Pendaftaran Kartu Prakerja gelombang 5 sebentar lagi ditutup

    Nemu Kabar – Pendaftaran Kartu Prakerja gelombang 5 telah dibuka sejak Sabtu (15/8/2020) pekan lalu dan masih berlangsung hingga saat ini.

    Head of Communications PMO Kartu Prakerja Louisa Tuhatu mengatakan, pendaftaran Kartu Prakerja gelombang 5 akan ditutup pada 23 Agustus 2020.

    “Pendaftaran Kartu Prakerja gelombang 5 akan kami tutup pada hari Minggu, 23 Agustus 2020 jam 12.00 WIB,” ujar Louisa, Kamis (20/8/2020).

    Setelah pendaftaran ditutup, akan dilakukan verifikasi data calon penerima Kartu Prakerja. Pengumuman akan dilakukan 2-3 hari setelah penutupan pendaftaran. 

    “Butuh waktu beberapa hari untuk melakukan verifikasi data dan mengumumkan nama-nama yang lolos seleksi,” kata dia.

    Pendaftaran Kartu Prakerja

    Pendaftaran Kartu Prakerja dilakukan secara online melalui laman https://www.prakerja.go.id

    Calon peserta penerima Kartu Prakerja harus mengisi nama lengkap, alamat e-mail, dan kata sandi baru.

    Selanjutnya, akan mendapatkan e-mail dari Kartu Prakerja, dan ikuti petunjuk konfirmasi akun e-mail.

    Peserta akan diminta mengisi data diri secara lengkap dan mengikuti tes motivasi kemampuan dasar selama 15 menit.

    Adapun bagi yang ingin mendaftar secara offline, maka calon penerima Kartu Prakerja bisa melakukannya melalui Kementerian Ketenagakerjaan atau pemerintah daerah khususnya Dinas Ketenagakerjaan.

    Kriteria lolos Kartu Prakerja

    Warga mencari informasi tentang pendaftaran program Kartu Prakerja di Jakarta, (20/4/2020).

    Ada beberapa kriteria peserta lolos yang digunakan dalam seleksi program Kartu Prakerja. Kriteria itu di antaranya harus sesuai Peraturan Menteri Perekonomian (Permenko) Nomor 11/2020.

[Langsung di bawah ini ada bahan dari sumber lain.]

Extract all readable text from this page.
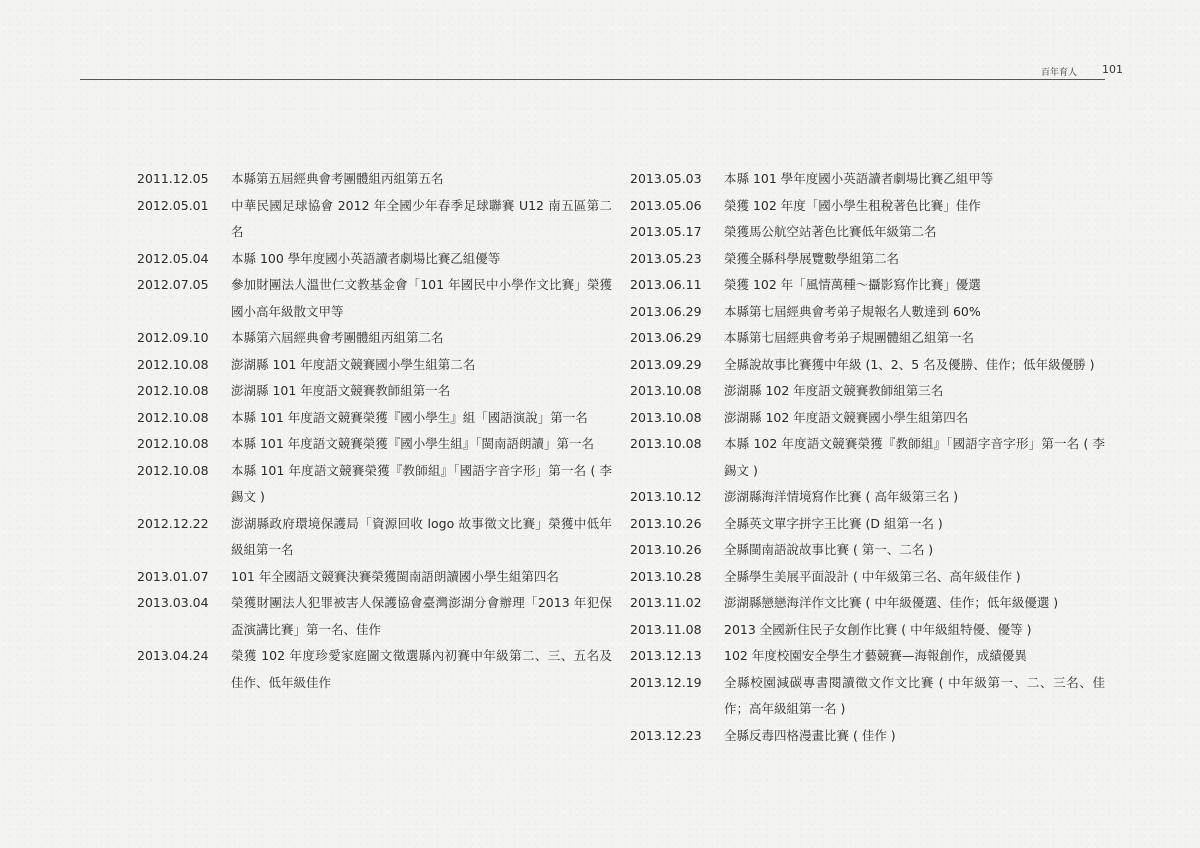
百年育人 101
2011.12.05	本縣第五屆經典會考團體組丙組第五名
2012.05.01	中華民國足球協會 2012 年全國少年春季足球聯賽 U12 南五區第二名
2012.05.04	本縣 100 學年度國小英語讀者劇場比賽乙組優等
2012.07.05	參加財團法人溫世仁文教基金會「101 年國民中小學作文比賽」榮獲國小高年級散文甲等
2012.09.10	本縣第六屆經典會考團體組丙組第二名
2012.10.08	澎湖縣 101 年度語文競賽國小學生組第二名
2012.10.08	澎湖縣 101 年度語文競賽教師組第一名
2012.10.08	本縣 101 年度語文競賽榮獲『國小學生』組「國語演說」第一名
2012.10.08	本縣 101 年度語文競賽榮獲『國小學生組』「閩南語朗讀」第一名
2012.10.08	本縣 101 年度語文競賽榮獲『教師組』「國語字音字形」第一名 ( 李錫文 )
2012.12.22	澎湖縣政府環境保護局「資源回收 logo 故事徵文比賽」榮獲中低年級組第一名
2013.01.07	101 年全國語文競賽決賽榮獲閩南語朗讀國小學生組第四名
2013.03.04	榮獲財團法人犯罪被害人保護協會臺灣澎湖分會辦理「2013 年犯保盃演講比賽」第一名、佳作
2013.04.24	榮獲 102 年度珍愛家庭圖文徵選縣內初賽中年級第二、三、五名及佳作、低年級佳作
2013.05.03	本縣 101 學年度國小英語讀者劇場比賽乙組甲等
2013.05.06	榮獲 102 年度「國小學生租稅著色比賽」佳作
2013.05.17	榮獲馬公航空站著色比賽低年級第二名
2013.05.23	榮獲全縣科學展覽數學組第二名
2013.06.11	榮獲 102 年「風情萬種～攝影寫作比賽」優選
2013.06.29	本縣第七屆經典會考弟子規報名人數達到 60%
2013.06.29	本縣第七屆經典會考弟子規團體組乙組第一名
2013.09.29	全縣說故事比賽獲中年級 (1、2、5 名及優勝、佳作；低年級優勝 )
2013.10.08	澎湖縣 102 年度語文競賽教師組第三名
2013.10.08	澎湖縣 102 年度語文競賽國小學生組第四名
2013.10.08	本縣 102 年度語文競賽榮獲『教師組』「國語字音字形」第一名 ( 李錫文 )
2013.10.12	澎湖縣海洋情境寫作比賽 ( 高年級第三名 )
2013.10.26	全縣英文單字拼字王比賽 (D 組第一名 )
2013.10.26	全縣閩南語說故事比賽 ( 第一、二名 )
2013.10.28	全縣學生美展平面設計 ( 中年級第三名、高年級佳作 )
2013.11.02	澎湖縣戀戀海洋作文比賽 ( 中年級優選、佳作；低年級優選 )
2013.11.08	2013 全國新住民子女創作比賽 ( 中年級組特優、優等 )
2013.12.13	102 年度校園安全學生才藝競賽—海報創作，成績優異
2013.12.19	全縣校園減碳專書閱讀徵文作文比賽 ( 中年級第一、二、三名、佳作；高年級組第一名 )
2013.12.23	全縣反毒四格漫畫比賽 ( 佳作 )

    Data yang diverifikasi di antaranya, peserta tidak termasuk kriteria yang dilarang mengikuti Prakerja yakni anggota ASN, TNI, Polri, dan lain-lain.

    Selain itu, kriteria lainnya melihat status pendidikan pendaftar.

    “Kami juga memberikan prioritas kepada mereka yang masuk dalam daftar prioritas dari Kemnaker,” kata Louisa.

    Peserta gelombang 5 ini diharapkan lebih banyak lagi pelaku usaha mikro dan kecil yang terdampak pandemi Covid-19.

    Demikian pula pekerja informal lain yang juga terdampak pandemi.

    Para peserta juga diingatkan untuk memastikan data yang diisi benar sesuai dengan dokumen kependudukan seperti KK dan nomor induk kependudukan (NIK).